2020年7月25日(土)講義:13:30~15:00 交流会:15:00~16:00
笠松 千夏氏(味の素株式会社 食品事業本部食品研究所 エグゼクティブスペシャリスト)

16人と大勢ご参加の回でしたが、講義開始前から入室次第、自己紹介と「笠松先生へのメッセージ」を語っていただき、それに対して先生が笑顔でコメントを下さる、和やかな雰囲気で始まりました。

お勤め先の味の素グループについて多角的にご紹介いただいた後、先生の肩書「エグゼクティブスペシャリスト」とはどのような役職か、ということを最初にご説明いただきました。先生の現在の立ち位置を教えていただくと共に、社内の女性活躍についてもお話しいただきました。

それから、大学入学時から紆余曲折を経て現在に至るまでの先生の研究、仕事、生活について解説していただきました。大学での官能評価の奥深さとの出会いや、出産後、アメリカの大学院で研究する中での自分(日本)を客観的に見る体験、復職後の人や地域社会との繋がり、独自の視点を育んでいく過程など、興味深く伺いました。
先生の提唱される「ワーク・ライフ・スタディバランス」に感銘を受けたという方が多くいらっしゃいました。

生活者視点での商品開発のお話では、企業に入った後、自分の考えていることと期待されていることがどうも違った、というお話から始まりました。
誰でも同じように作ることができるはずの商品を実験にかけたところ、実際は人によって出来上がりが様々になってしまうというデータが得られたというお話(示された開発者側がびっくり!)も面白かったです。そこから導き出された事実と、改善のための多方向からのアタックのお話も、問題解決の道筋の好例として興味深かったとの声がありました。
「バリューチェーン」を発展させた先生の考え方と、それに基づいて、調理者の心理に着目することで生まれたヒット商品についてもご紹介いただきました。
また、官能特性と嗜好の関連付けによる、数学的な趣のある商品開発についてもご解説いただきました。
着眼点や実験、分析のアイデア、それに示し方がどれもユニークで、研究者の自伝としても面白いお話でした。

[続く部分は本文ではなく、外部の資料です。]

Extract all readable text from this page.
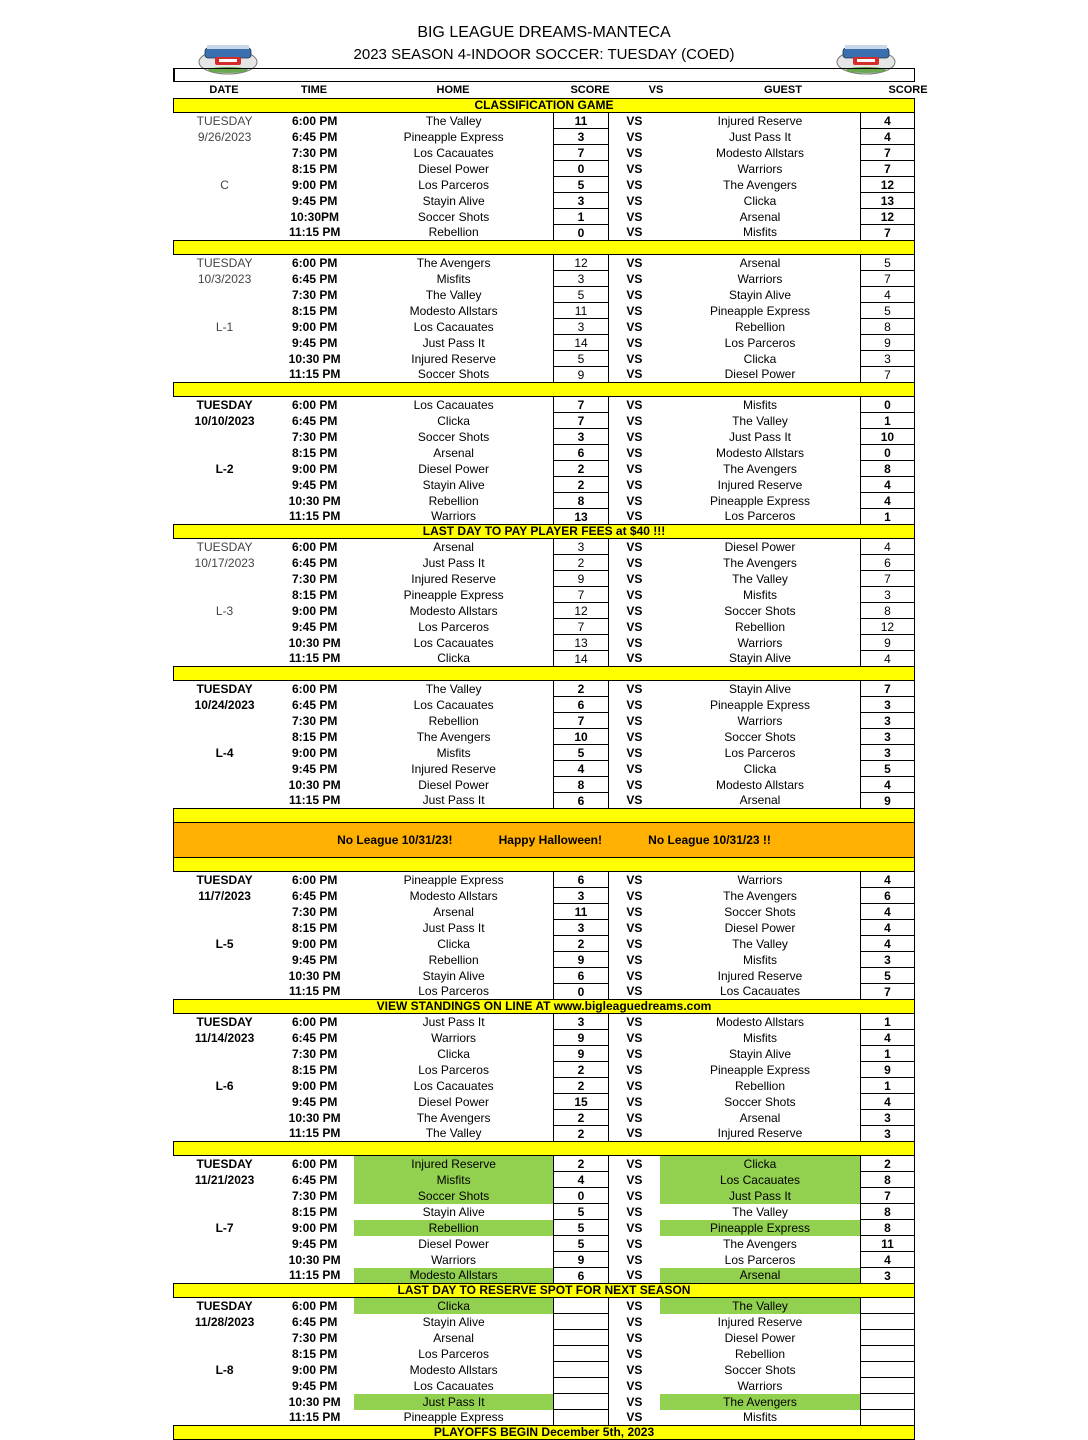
BIG LEAGUE DREAMS-MANTECA
2023 SEASON 4-INDOOR SOCCER: TUESDAY (COED)
DATE	TIME	HOME	SCORE	VS	GUEST	SCORE
CLASSIFICATION GAME						
TUESDAY	6:00 PM	The Valley	11	VS	Injured Reserve	4
9/26/2023	6:45 PM	Pineapple Express	3	VS	Just Pass It	4
	7:30 PM	Los Cacauates	7	VS	Modesto Allstars	7
	8:15 PM	Diesel Power	0	VS	Warriors	7
C	9:00 PM	Los Parceros	5	VS	The Avengers	12
	9:45 PM	Stayin Alive	3	VS	Clicka	13
	10:30PM	Soccer Shots	1	VS	Arsenal	12
	11:15 PM	Rebellion	0	VS	Misfits	7

TUESDAY	6:00 PM	The Avengers	12	VS	Arsenal	5
10/3/2023	6:45 PM	Misfits	3	VS	Warriors	7
	7:30 PM	The Valley	5	VS	Stayin Alive	4
	8:15 PM	Modesto Allstars	11	VS	Pineapple Express	5
L-1	9:00 PM	Los Cacauates	3	VS	Rebellion	8
	9:45 PM	Just Pass It	14	VS	Los Parceros	9
	10:30 PM	Injured Reserve	5	VS	Clicka	3
	11:15 PM	Soccer Shots	9	VS	Diesel Power	7

TUESDAY	6:00 PM	Los Cacauates	7	VS	Misfits	0
10/10/2023	6:45 PM	Clicka	7	VS	The Valley	1
	7:30 PM	Soccer Shots	3	VS	Just Pass It	10
	8:15 PM	Arsenal	6	VS	Modesto Allstars	0
L-2	9:00 PM	Diesel Power	2	VS	The Avengers	8
	9:45 PM	Stayin Alive	2	VS	Injured Reserve	4
	10:30 PM	Rebellion	8	VS	Pineapple Express	4
	11:15 PM	Warriors	13	VS	Los Parceros	1
LAST DAY TO PAY PLAYER FEES at $40 !!!						
TUESDAY	6:00 PM	Arsenal	3	VS	Diesel Power	4
10/17/2023	6:45 PM	Just Pass It	2	VS	The Avengers	6
	7:30 PM	Injured Reserve	9	VS	The Valley	7
	8:15 PM	Pineapple Express	7	VS	Misfits	3
L-3	9:00 PM	Modesto Allstars	12	VS	Soccer Shots	8
	9:45 PM	Los Parceros	7	VS	Rebellion	12
	10:30 PM	Los Cacauates	13	VS	Warriors	9
	11:15 PM	Clicka	14	VS	Stayin Alive	4

TUESDAY	6:00 PM	The Valley	2	VS	Stayin Alive	7
10/24/2023	6:45 PM	Los Cacauates	6	VS	Pineapple Express	3
	7:30 PM	Rebellion	7	VS	Warriors	3
	8:15 PM	The Avengers	10	VS	Soccer Shots	3
L-4	9:00 PM	Misfits	5	VS	Los Parceros	3
	9:45 PM	Injured Reserve	4	VS	Clicka	5
	10:30 PM	Diesel Power	8	VS	Modesto Allstars	4
	11:15 PM	Just Pass It	6	VS	Arsenal	9

No League 10/31/23! Happy Halloween! No League 10/31/23 !!						

TUESDAY	6:00 PM	Pineapple Express	6	VS	Warriors	4
11/7/2023	6:45 PM	Modesto Allstars	3	VS	The Avengers	6
	7:30 PM	Arsenal	11	VS	Soccer Shots	4
	8:15 PM	Just Pass It	3	VS	Diesel Power	4
L-5	9:00 PM	Clicka	2	VS	The Valley	4
	9:45 PM	Rebellion	9	VS	Misfits	3
	10:30 PM	Stayin Alive	6	VS	Injured Reserve	5
	11:15 PM	Los Parceros	0	VS	Los Cacauates	7
VIEW STANDINGS ON LINE AT www.bigleaguedreams.com						
TUESDAY	6:00 PM	Just Pass It	3	VS	Modesto Allstars	1
11/14/2023	6:45 PM	Warriors	9	VS	Misfits	4
	7:30 PM	Clicka	9	VS	Stayin Alive	1
	8:15 PM	Los Parceros	2	VS	Pineapple Express	9
L-6	9:00 PM	Los Cacauates	2	VS	Rebellion	1
	9:45 PM	Diesel Power	15	VS	Soccer Shots	4
	10:30 PM	The Avengers	2	VS	Arsenal	3
	11:15 PM	The Valley	2	VS	Injured Reserve	3

TUESDAY	6:00 PM	Injured Reserve	2	VS	Clicka	2
11/21/2023	6:45 PM	Misfits	4	VS	Los Cacauates	8
	7:30 PM	Soccer Shots	0	VS	Just Pass It	7
	8:15 PM	Stayin Alive	5	VS	The Valley	8
L-7	9:00 PM	Rebellion	5	VS	Pineapple Express	8
	9:45 PM	Diesel Power	5	VS	The Avengers	11
	10:30 PM	Warriors	9	VS	Los Parceros	4
	11:15 PM	Modesto Allstars	6	VS	Arsenal	3
LAST DAY TO RESERVE SPOT FOR NEXT SEASON						
TUESDAY	6:00 PM	Clicka		VS	The Valley	
11/28/2023	6:45 PM	Stayin Alive		VS	Injured Reserve	
	7:30 PM	Arsenal		VS	Diesel Power	
	8:15 PM	Los Parceros		VS	Rebellion	
L-8	9:00 PM	Modesto Allstars		VS	Soccer Shots	
	9:45 PM	Los Cacauates		VS	Warriors	
	10:30 PM	Just Pass It		VS	The Avengers	
	11:15 PM	Pineapple Express		VS	Misfits	
PLAYOFFS BEGIN December 5th, 2023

最後に、先生が今までキャリアを築いてきた中で培われた信念について、いくつか具体的にご紹介いただきました。

今回、受講者からはチャット機能も用いて質問を受け付け、合間合間に丁寧にお答えいただきました。
また講義後のグループワークでは、お話に関連した体験や職場での実践等についてそれぞれ話し合い、最後に各グループの代表者が話題を紹介して、先生からコメントをいただきました。

受講者からは「ワークライフバランスにスタディーも加えましょうという話に共感しました。仕事と生活のバランスと言いつつも、家と職場の往復に疑問や飽きを感じて、昨年度から本講座を受講し始めた時の気持ちを思い出しました」、「商品開発で、技術者目線と消費者目線のズレをお話しされていましたが、サービスでも同じ事が言えると思います。こちらの都合ではなく利用者が今欲しいサービスを柔軟な視点で考え提供できるようにしたいです」等のご感想をいただきました。
笠松先生、根っからの文系人間にも分かりやすく面白いお話をありがとうございました。